Veterano na diáspora brasileira, o ator Eduardo Gaspar, 54, está há 28 anos em Portugal. Antes de estrear três novelas seguidas por lá –"Ouro Verde", "Valor da Vida" e "Na Corda Bamba"– fez também teatro e manteve em cartaz por 15 anos o monólogo "Ela Sou Eu". Mesmo assim, viveu dias de escassez de propostas e chegou a se arriscar por trás de um balcão de um café lisboeta. “Durou dois dias.
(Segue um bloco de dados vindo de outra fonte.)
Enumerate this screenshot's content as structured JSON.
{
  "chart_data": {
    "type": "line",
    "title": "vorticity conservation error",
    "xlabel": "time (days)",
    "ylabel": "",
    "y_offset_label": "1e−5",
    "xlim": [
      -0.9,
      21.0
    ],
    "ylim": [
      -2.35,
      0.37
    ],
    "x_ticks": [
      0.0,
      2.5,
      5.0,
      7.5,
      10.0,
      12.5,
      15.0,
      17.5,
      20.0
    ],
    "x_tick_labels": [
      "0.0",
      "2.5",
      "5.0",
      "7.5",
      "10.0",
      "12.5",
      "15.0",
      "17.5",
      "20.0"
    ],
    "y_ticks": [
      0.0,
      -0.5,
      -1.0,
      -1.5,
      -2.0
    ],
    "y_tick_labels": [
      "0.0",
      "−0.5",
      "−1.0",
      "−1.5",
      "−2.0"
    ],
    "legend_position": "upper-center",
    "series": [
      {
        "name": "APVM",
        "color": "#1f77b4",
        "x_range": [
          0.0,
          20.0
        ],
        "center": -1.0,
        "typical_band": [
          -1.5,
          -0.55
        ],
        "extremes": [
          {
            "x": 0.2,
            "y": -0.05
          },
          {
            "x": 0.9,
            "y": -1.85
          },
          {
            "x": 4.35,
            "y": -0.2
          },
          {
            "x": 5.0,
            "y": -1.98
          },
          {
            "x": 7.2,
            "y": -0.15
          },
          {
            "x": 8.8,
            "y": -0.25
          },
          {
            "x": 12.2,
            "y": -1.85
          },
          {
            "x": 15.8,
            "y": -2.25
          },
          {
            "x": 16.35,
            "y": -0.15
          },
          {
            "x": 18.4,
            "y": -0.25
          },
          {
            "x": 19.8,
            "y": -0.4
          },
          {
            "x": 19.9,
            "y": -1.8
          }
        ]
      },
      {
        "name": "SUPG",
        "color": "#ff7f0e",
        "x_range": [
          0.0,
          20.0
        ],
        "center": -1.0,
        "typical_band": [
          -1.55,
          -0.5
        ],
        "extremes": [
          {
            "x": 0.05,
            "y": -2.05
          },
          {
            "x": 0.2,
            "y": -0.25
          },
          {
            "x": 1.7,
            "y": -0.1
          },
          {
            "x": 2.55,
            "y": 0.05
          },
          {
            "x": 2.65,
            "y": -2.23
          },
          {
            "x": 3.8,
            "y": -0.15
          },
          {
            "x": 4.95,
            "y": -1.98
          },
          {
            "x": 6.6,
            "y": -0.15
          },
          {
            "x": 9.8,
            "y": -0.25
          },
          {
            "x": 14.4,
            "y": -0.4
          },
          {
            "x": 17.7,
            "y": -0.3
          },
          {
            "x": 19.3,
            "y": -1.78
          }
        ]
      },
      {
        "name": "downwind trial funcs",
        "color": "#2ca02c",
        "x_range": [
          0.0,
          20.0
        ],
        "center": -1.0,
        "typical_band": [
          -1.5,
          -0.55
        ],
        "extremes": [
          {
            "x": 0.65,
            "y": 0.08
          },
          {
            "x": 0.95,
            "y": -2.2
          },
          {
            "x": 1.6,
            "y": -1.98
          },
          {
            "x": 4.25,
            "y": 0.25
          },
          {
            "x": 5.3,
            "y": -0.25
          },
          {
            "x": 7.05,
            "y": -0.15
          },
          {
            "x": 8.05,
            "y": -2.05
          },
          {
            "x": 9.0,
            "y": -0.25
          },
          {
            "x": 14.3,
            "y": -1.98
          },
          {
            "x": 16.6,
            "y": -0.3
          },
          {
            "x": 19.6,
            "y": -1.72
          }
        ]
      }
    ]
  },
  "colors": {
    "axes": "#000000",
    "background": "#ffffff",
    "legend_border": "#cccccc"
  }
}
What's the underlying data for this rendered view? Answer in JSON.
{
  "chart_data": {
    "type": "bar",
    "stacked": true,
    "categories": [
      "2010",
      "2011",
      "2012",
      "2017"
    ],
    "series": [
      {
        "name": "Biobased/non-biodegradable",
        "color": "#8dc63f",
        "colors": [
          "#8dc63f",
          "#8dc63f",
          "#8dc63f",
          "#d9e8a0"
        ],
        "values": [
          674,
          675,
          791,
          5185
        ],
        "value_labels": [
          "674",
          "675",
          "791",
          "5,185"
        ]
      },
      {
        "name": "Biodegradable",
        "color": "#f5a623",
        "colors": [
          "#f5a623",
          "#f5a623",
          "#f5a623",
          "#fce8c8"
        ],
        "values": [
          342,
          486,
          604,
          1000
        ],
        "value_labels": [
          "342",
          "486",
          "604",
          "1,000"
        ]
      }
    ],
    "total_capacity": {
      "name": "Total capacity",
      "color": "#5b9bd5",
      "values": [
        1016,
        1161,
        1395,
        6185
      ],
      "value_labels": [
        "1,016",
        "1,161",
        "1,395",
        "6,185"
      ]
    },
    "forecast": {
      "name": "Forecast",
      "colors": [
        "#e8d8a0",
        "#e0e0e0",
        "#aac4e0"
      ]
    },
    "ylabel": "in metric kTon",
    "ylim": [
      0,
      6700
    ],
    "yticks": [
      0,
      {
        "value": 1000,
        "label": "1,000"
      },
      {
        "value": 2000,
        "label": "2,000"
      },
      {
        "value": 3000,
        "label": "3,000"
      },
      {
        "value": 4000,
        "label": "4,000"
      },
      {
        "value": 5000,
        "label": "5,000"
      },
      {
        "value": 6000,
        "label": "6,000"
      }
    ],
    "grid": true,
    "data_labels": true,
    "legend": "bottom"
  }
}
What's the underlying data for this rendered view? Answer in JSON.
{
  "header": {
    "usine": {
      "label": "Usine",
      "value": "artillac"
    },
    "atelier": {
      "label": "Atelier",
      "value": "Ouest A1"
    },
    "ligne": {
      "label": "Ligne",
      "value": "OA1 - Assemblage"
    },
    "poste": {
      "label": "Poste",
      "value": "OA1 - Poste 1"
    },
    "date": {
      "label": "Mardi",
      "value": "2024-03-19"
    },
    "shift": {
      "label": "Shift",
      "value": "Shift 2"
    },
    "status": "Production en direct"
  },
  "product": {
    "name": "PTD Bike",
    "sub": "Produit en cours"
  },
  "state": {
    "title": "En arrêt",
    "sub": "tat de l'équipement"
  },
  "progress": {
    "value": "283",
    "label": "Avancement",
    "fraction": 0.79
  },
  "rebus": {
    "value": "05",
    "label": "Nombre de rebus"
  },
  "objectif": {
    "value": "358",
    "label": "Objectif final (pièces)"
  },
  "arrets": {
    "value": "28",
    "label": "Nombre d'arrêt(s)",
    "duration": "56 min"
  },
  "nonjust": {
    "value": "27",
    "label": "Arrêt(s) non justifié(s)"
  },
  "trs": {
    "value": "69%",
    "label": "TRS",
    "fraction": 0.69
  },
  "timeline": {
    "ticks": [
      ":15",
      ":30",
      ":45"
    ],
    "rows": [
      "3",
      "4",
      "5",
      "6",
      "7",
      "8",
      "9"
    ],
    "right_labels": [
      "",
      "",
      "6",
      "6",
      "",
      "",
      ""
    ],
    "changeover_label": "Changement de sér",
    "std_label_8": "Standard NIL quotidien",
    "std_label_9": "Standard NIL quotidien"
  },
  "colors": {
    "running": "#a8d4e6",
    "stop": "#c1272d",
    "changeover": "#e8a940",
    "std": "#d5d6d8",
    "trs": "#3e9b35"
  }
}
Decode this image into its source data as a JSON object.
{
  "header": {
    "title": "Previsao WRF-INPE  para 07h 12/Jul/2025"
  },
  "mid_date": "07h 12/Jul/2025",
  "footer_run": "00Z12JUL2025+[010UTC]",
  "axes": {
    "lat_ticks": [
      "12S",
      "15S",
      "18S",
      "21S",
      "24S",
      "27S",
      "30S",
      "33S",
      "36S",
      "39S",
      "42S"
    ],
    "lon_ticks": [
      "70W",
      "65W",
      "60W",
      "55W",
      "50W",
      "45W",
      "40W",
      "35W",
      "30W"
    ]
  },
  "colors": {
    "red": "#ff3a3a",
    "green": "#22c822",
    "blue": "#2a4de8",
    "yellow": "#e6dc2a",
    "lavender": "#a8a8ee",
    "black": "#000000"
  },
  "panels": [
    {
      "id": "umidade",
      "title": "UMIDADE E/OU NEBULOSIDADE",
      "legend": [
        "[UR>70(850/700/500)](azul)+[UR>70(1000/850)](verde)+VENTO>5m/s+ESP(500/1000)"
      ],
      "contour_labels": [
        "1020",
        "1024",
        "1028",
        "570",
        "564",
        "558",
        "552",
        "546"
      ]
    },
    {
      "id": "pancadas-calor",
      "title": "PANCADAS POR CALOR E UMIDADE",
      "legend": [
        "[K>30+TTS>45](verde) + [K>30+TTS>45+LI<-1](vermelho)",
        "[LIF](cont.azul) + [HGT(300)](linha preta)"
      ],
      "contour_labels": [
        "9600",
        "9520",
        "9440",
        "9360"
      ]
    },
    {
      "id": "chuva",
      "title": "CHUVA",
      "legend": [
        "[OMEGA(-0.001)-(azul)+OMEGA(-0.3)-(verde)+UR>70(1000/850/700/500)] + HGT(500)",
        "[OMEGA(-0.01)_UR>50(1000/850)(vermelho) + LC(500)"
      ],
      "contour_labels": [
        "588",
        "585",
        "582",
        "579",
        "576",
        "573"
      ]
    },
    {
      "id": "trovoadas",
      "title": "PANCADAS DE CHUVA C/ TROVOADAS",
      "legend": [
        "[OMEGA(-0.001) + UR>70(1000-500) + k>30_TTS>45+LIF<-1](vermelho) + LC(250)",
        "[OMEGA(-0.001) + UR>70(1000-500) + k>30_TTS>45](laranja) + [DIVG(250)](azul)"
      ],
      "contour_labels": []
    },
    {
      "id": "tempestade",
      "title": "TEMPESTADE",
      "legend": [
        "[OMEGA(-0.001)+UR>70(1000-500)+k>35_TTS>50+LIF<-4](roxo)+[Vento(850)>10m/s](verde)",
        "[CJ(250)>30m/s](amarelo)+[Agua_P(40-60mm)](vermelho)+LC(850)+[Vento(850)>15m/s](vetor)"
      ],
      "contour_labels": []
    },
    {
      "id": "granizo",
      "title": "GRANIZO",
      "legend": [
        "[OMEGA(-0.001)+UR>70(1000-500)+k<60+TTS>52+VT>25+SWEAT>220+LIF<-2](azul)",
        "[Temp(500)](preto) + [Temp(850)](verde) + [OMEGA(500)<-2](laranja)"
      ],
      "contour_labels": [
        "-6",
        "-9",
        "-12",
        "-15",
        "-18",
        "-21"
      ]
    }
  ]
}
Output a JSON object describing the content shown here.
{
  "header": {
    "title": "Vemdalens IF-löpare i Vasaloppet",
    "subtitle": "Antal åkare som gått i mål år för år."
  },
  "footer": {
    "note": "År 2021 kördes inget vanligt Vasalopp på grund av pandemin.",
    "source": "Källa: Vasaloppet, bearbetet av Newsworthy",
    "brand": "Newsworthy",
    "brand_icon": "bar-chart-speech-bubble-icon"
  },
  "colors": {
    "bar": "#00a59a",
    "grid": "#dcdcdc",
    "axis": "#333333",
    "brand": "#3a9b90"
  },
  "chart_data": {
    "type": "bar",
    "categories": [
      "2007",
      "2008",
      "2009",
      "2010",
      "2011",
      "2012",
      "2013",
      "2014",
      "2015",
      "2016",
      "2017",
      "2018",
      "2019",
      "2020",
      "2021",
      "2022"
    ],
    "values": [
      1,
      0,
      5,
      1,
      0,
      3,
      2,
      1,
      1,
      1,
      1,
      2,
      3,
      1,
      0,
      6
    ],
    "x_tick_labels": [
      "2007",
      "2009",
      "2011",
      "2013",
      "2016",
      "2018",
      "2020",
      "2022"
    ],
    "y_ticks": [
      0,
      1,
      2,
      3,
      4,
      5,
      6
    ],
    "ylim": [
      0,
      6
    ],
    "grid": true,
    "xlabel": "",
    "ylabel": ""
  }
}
Não suportei a ideia de estar ali, em pé, a ver a minha vida passar”, conta o ator.

Apesar das quase três décadas em Lisboa, Eduardo diz não conseguir falar como um “português da gema”. Isso não evitou que o seu personagem em "Ouro Verde" fosse dublado para o português do Brasil quando a novela foi transmitida em sua terra natal. “Foi curioso me ouvir com a voz de outra pessoa, com um forte sotaque paulista”, confessa o ator, dono de um inconfundível sotaque carioca.

Em outra produção, Eduardo compôs o núcleo da história que se passava no Líbano, embora nenhum dos atores tenha pisado em solo libanês. “As cenas foram gravadas numa cidadezinha perto do santuário de Fátima”, diverte-se, achando graça de o quartel-general muçulmano da trama situar-se no epicentro católico de Portugal.

Coisas do universo televisivo. Estranho, é verdade, mas nada tão surpreendente assim para quem já teve de ser dublado do português do Brasil para o português… brasileiro.